Sur le plateau et en montage, quelque chose se produit que beaucoup sous-estiment : la musique détermine le rythme émotionnel de votre film, mais aussi son réalisme économique. C'est le travail du superviseur musical — à ne pas confondre avec la composition. Le superviseur musical est à la fois un éclaireur, un diplomate et un spécialiste de la conformité.
La tâche commence tôt : vous vous asseyez avec le réalisateur, analysez les scènes et ne demandez pas "qui compose cela ?", mais "quelle musique existe déjà qui a exactement cette ambiance ?" Un thriller indépendant sombre pourrait avoir besoin du morceau 3 de n'importe quels artistes post-rock que vous connaissez. Un film sur le passage à l'âge adulte vit de musique pop sous licence des années 80 — et cela coûte de l'argent réel. Le superviseur recherche, écoute dans les archives, obtient des références. Ce n'est pas créatif au sens classique — c'est artisanal, mais décisif.
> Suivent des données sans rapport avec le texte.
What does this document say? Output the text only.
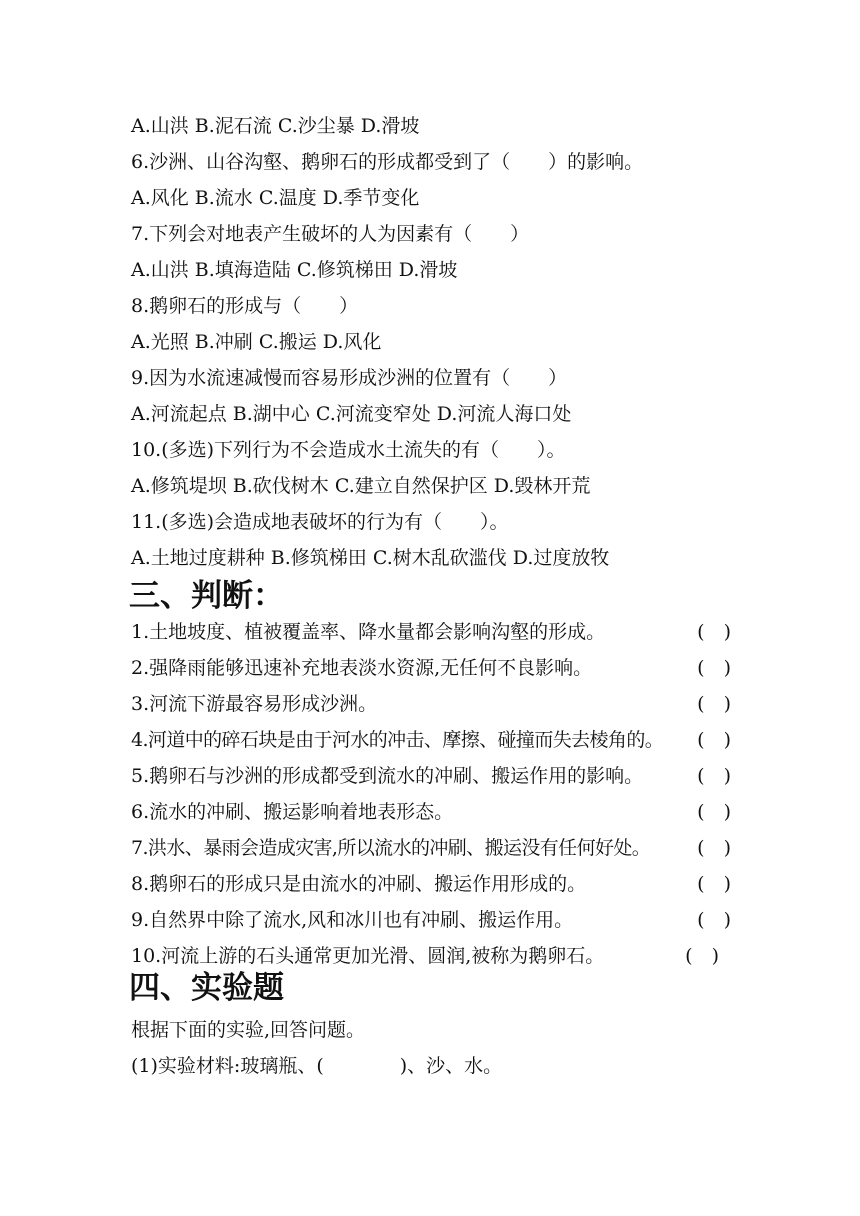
A.山洪 B.泥石流 C.沙尘暴 D.滑坡
6.沙洲、山谷沟壑、鹅卵石的形成都受到了（　　）的影响。
A.风化 B.流水 C.温度 D.季节变化
7.下列会对地表产生破坏的人为因素有（　　）
A.山洪 B.填海造陆 C.修筑梯田 D.滑坡
8.鹅卵石的形成与（　　）
A.光照 B.冲刷 C.搬运 D.风化
9.因为水流速减慢而容易形成沙洲的位置有（　　）
A.河流起点 B.湖中心 C.河流变窄处 D.河流人海口处
10.(多选)下列行为不会造成水土流失的有（　　）。
A.修筑堤坝 B.砍伐树木 C.建立自然保护区 D.毁林开荒
11.(多选)会造成地表破坏的行为有（　　）。
A.土地过度耕种 B.修筑梯田 C.树木乱砍滥伐 D.过度放牧
三、判断：
1.土地坡度、植被覆盖率、降水量都会影响沟壑的形成。	(　)
2.强降雨能够迅速补充地表淡水资源,无任何不良影响。	(　)
3.河流下游最容易形成沙洲。	(　)
4.河道中的碎石块是由于河水的冲击、摩擦、碰撞而失去棱角的。 (　)
5.鹅卵石与沙洲的形成都受到流水的冲刷、搬运作用的影响。	(　)
6.流水的冲刷、搬运影响着地表形态。	(　)
7.洪水、暴雨会造成灾害,所以流水的冲刷、搬运没有任何好处。 (　)
8.鹅卵石的形成只是由流水的冲刷、搬运作用形成的。	(　)
9.自然界中除了流水,风和冰川也有冲刷、搬运作用。	(　)
10.河流上游的石头通常更加光滑、圆润,被称为鹅卵石。	(　)
四、实验题
根据下面的实验,回答问题。
(1)实验材料:玻璃瓶、(　　　　)、沙、水。
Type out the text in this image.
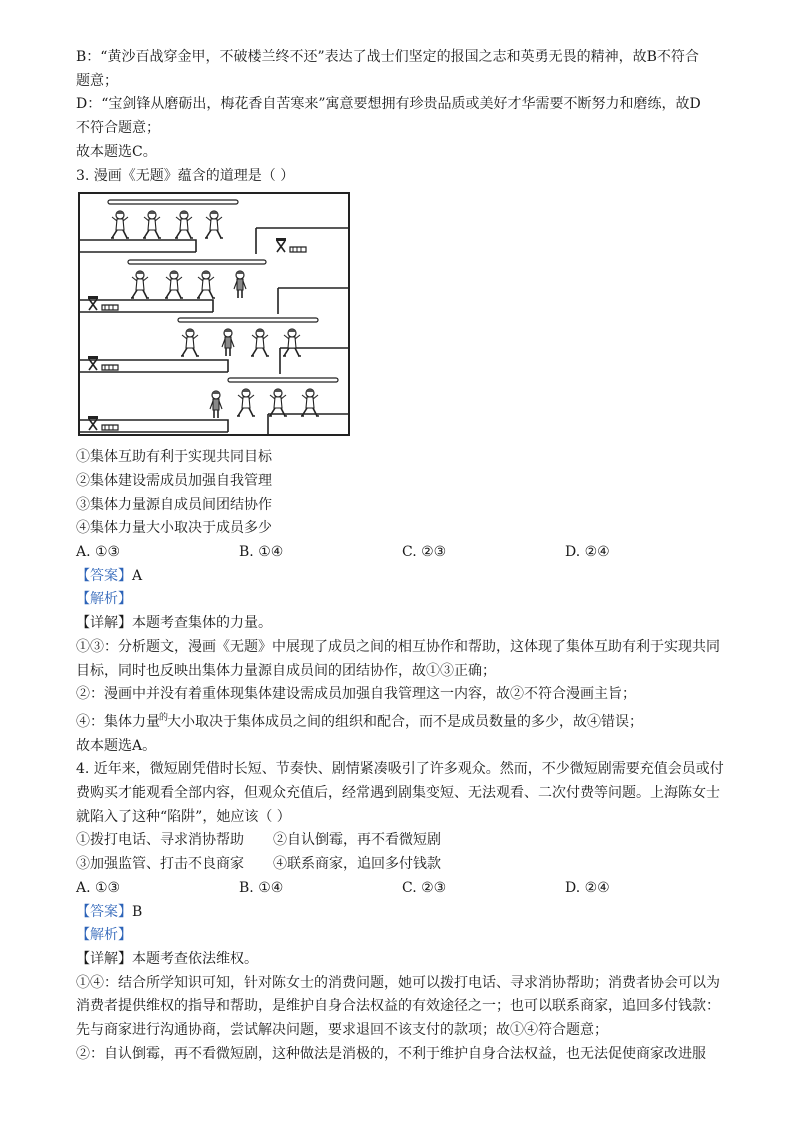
B：“黄沙百战穿金甲，不破楼兰终不还”表达了战士们坚定的报国之志和英勇无畏的精神，故B不符合
题意；
D：“宝剑锋从磨砺出，梅花香自苦寒来”寓意要想拥有珍贵品质或美好才华需要不断努力和磨练，故D
不符合题意；
故本题选C。
3. 漫画《无题》蕴含的道理是（ ）
①集体互助有利于实现共同目标
②集体建设需成员加强自我管理
③集体力量源自成员间团结协作
④集体力量大小取决于成员多少
A. ①③	B. ①④	C. ②③	D. ②④
【答案】A
【解析】
【详解】本题考查集体的力量。
①③：分析题文，漫画《无题》中展现了成员之间的相互协作和帮助，这体现了集体互助有利于实现共同
目标，同时也反映出集体力量源自成员间的团结协作，故①③正确；
②：漫画中并没有着重体现集体建设需成员加强自我管理这一内容，故②不符合漫画主旨；
④：集体力量$^的$大小取决于集体成员之间的组织和配合，而不是成员数量的多少，故④错误；
故本题选A。
4. 近年来，微短剧凭借时长短、节奏快、剧情紧凑吸引了许多观众。然而，不少微短剧需要充值会员或付
费购买才能观看全部内容，但观众充值后，经常遇到剧集变短、无法观看、二次付费等问题。上海陈女士
就陷入了这种“陷阱”，她应该（ ）
①拨打电话、寻求消协帮助	②自认倒霉，再不看微短剧
③加强监管、打击不良商家	④联系商家，追回多付钱款
A. ①③	B. ①④	C. ②③	D. ②④
【答案】B
【解析】
【详解】本题考查依法维权。
①④：结合所学知识可知，针对陈女士的消费问题，她可以拨打电话、寻求消协帮助；消费者协会可以为
消费者提供维权的指导和帮助，是维护自身合法权益的有效途径之一；也可以联系商家，追回多付钱款：
先与商家进行沟通协商，尝试解决问题，要求退回不该支付的款项；故①④符合题意；
②：自认倒霉，再不看微短剧，这种做法是消极的，不利于维护自身合法权益，也无法促使商家改进服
La seconde moitié est un théâtre juridique. Chaque chanson que vous ne composez pas vous-même (ou ne faites pas composer) nécessite des droits : droits mécaniques, droits de représentation, droits de synchronisation. Le superviseur négocie avec la GEMA, avec les labels, avec des artistes indépendants. Il sait qu'un insert de 30 secondes d'une chanson de major label peut coûter 50 000 euros, mais qu'un artiste inconnu vous donnera la même ambiance pour 2 000. Ces calculs influencent la décision de montage. Vous ne réécrivez pas le scénario — mais vous vous assurez que le budget reste réaliste et que toutes les licences figurent dans le générique de fin.
En pratique : vous êtes en montage, regardez une version coupée, et là où le réalisateur n'a pas encore décidé d'un moment de silence — là, vous recherchez des playlists, écoutez des candidats potentiels. La communication avec le compositeur est centrale : quelles scènes nécessitent une partition originale, où placer des morceaux de musique existante ? Un bon superviseur musical connaît mille artistes, cent archives, et il comprend la géométrie financière d'une bande sonore. Il est l'interface entre la vision artistique et la réalité industrielle — et maintenir cet équilibre est un artisanat de haut niveau.